Grant’s story follows the sometimes smooth, sometimes jagged, always revealing contours of her life: from her days as a dancer struggling to find her place at Julliard, to her experiences in and out of four-star kitchens in New York City, to falling in love with her future husband and leaving the city after 9/11 for California, where her children are born.
In dynamic, poetic prose, Grant relays the contours of her life ... It’s with the same attention and precision that Grant plucks and places her words.
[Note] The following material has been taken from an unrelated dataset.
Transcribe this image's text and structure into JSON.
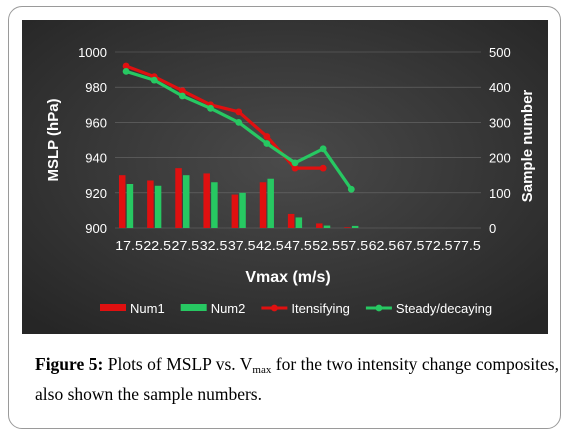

The vignettes in this lean collection are powerful, presented with plenty of white space between chapters, a pause to savor what is told and what is left unsaid ... In the final section, Grant provides recipes with wit and warmth ... Brimming with passion, tragedy and love, this slim volume delights, enlightens and satisfies.
... a series of vignettes, poetic and spare and powerful, that trace this writer’s life as a chef, a baker, a mother, a partner. I have never been a chef, so I found her passages from that period of her life compelling, but I especially appreciate her portrait of motherhood, including postpartum depression, the specific pain of childbirth, and getting an abortion as a mother of two. And yet it’s not a downer at all.
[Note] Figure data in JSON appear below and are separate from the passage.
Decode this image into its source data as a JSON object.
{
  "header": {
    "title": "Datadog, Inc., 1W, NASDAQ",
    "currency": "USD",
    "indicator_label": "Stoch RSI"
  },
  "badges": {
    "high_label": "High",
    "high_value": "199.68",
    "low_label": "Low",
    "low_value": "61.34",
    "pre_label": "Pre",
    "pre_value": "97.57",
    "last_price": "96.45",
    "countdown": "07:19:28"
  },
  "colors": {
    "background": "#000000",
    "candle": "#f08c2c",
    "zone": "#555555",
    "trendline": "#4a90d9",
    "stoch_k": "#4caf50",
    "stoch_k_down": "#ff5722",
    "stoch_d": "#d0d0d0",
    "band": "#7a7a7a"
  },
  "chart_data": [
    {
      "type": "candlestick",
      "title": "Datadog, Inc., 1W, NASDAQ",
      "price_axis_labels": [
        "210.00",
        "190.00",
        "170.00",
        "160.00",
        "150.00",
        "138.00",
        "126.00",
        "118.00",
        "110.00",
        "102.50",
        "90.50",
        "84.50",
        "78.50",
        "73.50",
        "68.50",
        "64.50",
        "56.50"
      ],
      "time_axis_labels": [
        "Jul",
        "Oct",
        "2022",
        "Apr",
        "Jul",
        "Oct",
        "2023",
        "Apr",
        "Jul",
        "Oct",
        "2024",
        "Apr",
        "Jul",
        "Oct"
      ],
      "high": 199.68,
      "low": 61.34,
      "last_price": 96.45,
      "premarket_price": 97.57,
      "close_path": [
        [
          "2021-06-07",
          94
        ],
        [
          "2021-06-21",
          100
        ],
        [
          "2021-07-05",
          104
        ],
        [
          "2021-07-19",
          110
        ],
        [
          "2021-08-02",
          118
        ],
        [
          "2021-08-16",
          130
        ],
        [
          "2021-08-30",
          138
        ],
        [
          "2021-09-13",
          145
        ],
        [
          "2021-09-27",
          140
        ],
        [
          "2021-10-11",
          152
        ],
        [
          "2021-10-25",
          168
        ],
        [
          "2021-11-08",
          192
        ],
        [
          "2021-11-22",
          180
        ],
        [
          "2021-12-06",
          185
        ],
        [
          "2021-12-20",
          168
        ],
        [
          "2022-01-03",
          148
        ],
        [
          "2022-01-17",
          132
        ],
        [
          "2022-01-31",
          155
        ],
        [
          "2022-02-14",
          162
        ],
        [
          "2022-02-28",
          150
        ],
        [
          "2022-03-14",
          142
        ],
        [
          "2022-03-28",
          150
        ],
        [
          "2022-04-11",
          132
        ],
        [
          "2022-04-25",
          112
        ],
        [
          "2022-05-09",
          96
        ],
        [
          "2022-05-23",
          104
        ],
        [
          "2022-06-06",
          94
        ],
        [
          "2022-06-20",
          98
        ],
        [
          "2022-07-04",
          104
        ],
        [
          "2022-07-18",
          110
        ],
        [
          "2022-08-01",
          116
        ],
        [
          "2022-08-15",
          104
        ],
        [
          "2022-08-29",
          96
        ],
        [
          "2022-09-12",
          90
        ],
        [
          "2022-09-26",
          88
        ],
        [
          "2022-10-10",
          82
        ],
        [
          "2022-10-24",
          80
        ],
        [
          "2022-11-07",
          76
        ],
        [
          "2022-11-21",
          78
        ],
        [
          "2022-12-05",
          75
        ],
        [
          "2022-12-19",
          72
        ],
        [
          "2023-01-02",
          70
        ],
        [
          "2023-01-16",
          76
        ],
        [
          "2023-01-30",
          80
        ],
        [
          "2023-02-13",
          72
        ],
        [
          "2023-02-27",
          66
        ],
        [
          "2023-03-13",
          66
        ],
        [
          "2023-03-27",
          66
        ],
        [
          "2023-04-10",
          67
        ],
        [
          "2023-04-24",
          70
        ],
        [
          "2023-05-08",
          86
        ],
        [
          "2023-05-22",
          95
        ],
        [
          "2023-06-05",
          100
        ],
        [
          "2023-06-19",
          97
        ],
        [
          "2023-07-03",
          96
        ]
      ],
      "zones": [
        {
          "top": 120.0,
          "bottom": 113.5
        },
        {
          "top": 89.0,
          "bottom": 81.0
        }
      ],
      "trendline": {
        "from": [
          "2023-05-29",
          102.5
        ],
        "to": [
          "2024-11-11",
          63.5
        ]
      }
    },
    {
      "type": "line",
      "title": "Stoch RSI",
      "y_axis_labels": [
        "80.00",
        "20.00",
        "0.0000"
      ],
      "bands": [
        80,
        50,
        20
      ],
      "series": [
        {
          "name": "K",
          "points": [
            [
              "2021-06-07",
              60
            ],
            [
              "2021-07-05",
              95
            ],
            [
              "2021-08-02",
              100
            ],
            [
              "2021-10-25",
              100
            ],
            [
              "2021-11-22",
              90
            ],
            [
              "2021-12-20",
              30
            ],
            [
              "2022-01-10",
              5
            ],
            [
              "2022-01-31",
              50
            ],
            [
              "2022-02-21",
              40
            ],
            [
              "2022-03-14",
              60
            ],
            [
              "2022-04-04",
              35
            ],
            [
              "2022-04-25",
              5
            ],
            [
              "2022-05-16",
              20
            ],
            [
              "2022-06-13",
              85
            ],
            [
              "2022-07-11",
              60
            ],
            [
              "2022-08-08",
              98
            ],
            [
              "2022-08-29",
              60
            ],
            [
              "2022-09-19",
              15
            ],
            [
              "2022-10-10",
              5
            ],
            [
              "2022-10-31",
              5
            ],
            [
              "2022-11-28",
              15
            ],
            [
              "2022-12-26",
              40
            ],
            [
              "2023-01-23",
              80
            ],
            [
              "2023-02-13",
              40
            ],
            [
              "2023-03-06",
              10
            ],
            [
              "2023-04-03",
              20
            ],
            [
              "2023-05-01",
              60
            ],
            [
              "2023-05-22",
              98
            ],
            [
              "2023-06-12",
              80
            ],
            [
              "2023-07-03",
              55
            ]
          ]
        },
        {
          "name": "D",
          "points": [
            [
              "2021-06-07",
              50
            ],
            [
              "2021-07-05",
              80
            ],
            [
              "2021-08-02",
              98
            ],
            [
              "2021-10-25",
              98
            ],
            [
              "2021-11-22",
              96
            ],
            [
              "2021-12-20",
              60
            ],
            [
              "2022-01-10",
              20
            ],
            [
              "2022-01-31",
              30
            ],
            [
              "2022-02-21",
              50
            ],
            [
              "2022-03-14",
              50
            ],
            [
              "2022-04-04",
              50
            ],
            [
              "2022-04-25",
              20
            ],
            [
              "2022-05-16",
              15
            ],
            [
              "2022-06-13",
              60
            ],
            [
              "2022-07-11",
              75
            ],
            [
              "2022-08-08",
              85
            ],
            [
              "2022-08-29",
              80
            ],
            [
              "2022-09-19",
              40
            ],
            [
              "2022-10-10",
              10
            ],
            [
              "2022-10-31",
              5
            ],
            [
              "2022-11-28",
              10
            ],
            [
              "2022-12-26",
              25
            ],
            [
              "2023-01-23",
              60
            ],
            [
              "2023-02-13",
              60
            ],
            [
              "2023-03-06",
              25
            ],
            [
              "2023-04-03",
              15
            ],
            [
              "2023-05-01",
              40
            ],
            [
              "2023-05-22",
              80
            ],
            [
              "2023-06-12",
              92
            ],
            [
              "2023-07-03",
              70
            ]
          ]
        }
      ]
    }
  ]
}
Sometime the subtitle really does tell it all. In this case, A memoir with recipes is the most succinct yet accurate description of this work; an often raw, stream of consciousness effort, describing the difficulties of being a restaurant line cook and new mother in equally vivid detail ... A somewhat idiosyncratic collection of the author’s personal favorite recipes range from pesto to spicy beef stew to strawberry balsamic tart, written in a cozy, conversational style, encouraging readers to use up what’s in the fridge ... A compelling memoir about cooking (at home and at work), life, and making it up as you go along.